Tommy Shaw’s second solo album What If didn’t have a big hit like Girls With Guns. It did have some solid if lesser known songs. Production wise, the edges are a little sharper.
Hot opener “Jealousy” boasts a cool sax solo, and a memorable chorus beefed up with soulful backing vocals. Second up, “Remo’s Theme” is from the movie Remo Williams, a forgotten film with a decent lead song. Unfortunately the drums have that electronic gate that indicates samples, but fits the 80s vibe of “Remo’s Theme”. It sounds like a Miami Vice episode waiting to happen.

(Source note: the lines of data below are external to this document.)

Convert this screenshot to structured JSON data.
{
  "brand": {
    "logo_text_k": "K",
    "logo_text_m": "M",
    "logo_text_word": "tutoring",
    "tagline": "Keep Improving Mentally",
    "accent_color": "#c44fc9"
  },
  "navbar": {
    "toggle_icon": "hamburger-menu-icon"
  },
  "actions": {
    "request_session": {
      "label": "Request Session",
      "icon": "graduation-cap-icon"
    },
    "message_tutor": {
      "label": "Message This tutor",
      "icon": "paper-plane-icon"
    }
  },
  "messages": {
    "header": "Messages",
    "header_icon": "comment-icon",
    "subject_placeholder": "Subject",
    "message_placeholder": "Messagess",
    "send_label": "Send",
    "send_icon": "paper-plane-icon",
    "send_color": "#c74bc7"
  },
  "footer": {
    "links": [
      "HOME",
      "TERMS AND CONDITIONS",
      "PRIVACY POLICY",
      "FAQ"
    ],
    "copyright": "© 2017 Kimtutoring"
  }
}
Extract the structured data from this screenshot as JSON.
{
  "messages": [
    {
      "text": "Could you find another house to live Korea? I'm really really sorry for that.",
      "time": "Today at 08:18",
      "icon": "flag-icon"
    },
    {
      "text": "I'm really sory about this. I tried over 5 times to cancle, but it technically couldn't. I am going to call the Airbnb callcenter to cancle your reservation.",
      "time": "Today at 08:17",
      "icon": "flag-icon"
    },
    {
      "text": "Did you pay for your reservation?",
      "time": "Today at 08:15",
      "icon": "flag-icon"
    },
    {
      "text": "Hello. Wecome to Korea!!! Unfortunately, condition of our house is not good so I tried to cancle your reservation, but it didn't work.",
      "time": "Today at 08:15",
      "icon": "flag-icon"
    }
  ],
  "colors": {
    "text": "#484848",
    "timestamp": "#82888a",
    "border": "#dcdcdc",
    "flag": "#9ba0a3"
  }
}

Shaw goes for the dusky nightclub scene with “Reach for the Bottle”. Songs can paint pictures, and this one is made for drinking. The electro-funk of “Friendly Advice” however just reeks. Musicians would slap me and point to it as a high point of sheer playing ability, but I’m holding my nose over here. It gets better on “This is Not a Test”, still lodged deep in the 80s but in a good way. The subject matter is right out of 1985: the threat of nuclear war! This was a popular subject in the 80s, just ask Ozzy.
The second side opened with “See Me Now”, an inspirational energising tune, carefully composed like…layers of gouda on a cheese sandwich. Dig? It tastes good, but too much is probably not good for you. “True Confessions” is similarly a pop guilty pleasure. God that drum sound is awful! Moving on, “Count on You” has a Floydian (80s of course) ballad vibe, with more of that tasty sax. “Nature of the Beast” is another ballad with terrific melodies and more of them drum samples. Finally “Bad Times” ends the album with a “good time” song. Loads of saxophone, upbeat hooks, and less obtrusive drums.
What If is not a bad album, but some the production gets to way too clunky on some tracks. When it’s played closer to rock and roll, the basic instruments, it works far better.